I’ve struggled with the notion of throwing trees into the fire because I recognize the universal inevitability that we all fall short. I had also assumed that being thrown into the fire meant that the tree would be destroyed entirely. However, after the service, I was approached by someone who offered another, most welcome, challenge to my perspective. This person reminded me that there is reclamation in burning. Sometimes it is fire that awakens the most transformative growth.
Jack pine trees require heat to release their seeds, and it has been noted that forest fires have aided in the growth of jack pines. Howard Thurman wrote a meditation about these jack pines:
The seed of the jack pine will not be given up by the cone unless the cone itself is subjected to sustained and concentrated heat. The forest fire sweeps all before it and there remain but the charred reminders of a former growth and a former beauty. It is then in the midst of the ashes that the secret of the cone is exposed. The tender seed finds the stirring of life deep within itself–and what is deepest in the seed reaches out to what is deepest in life–the result? A tender shoot, gentle roots, until, at last, there stands straight against the sky the majestic glory of the jack pine.

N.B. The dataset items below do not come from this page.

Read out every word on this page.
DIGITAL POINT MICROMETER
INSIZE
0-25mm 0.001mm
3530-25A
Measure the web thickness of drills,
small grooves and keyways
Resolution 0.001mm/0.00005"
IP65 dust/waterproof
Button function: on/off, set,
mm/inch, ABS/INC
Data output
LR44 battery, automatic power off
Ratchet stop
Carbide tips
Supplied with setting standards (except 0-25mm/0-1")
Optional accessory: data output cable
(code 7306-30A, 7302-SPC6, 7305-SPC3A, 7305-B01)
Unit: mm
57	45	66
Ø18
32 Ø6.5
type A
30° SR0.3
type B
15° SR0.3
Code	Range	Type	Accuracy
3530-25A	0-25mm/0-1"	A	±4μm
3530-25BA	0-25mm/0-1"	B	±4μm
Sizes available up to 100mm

Perhaps another way to think about being thrown into the fire isn’t to be destroyed entirely, but rather reclaimed. Perhaps it is a call to accountability, to break open so fiercely that something life giving can grow from it. I have been rethinking the text in Matthew since this conversation. What if Jesus’ declaration about rotten trees being thrown into the fire wasn’t a call to cut each other down, but rather to break open the walls around our hearts so that the seeds of God’s love which reside in each of us might have a chance to thrive?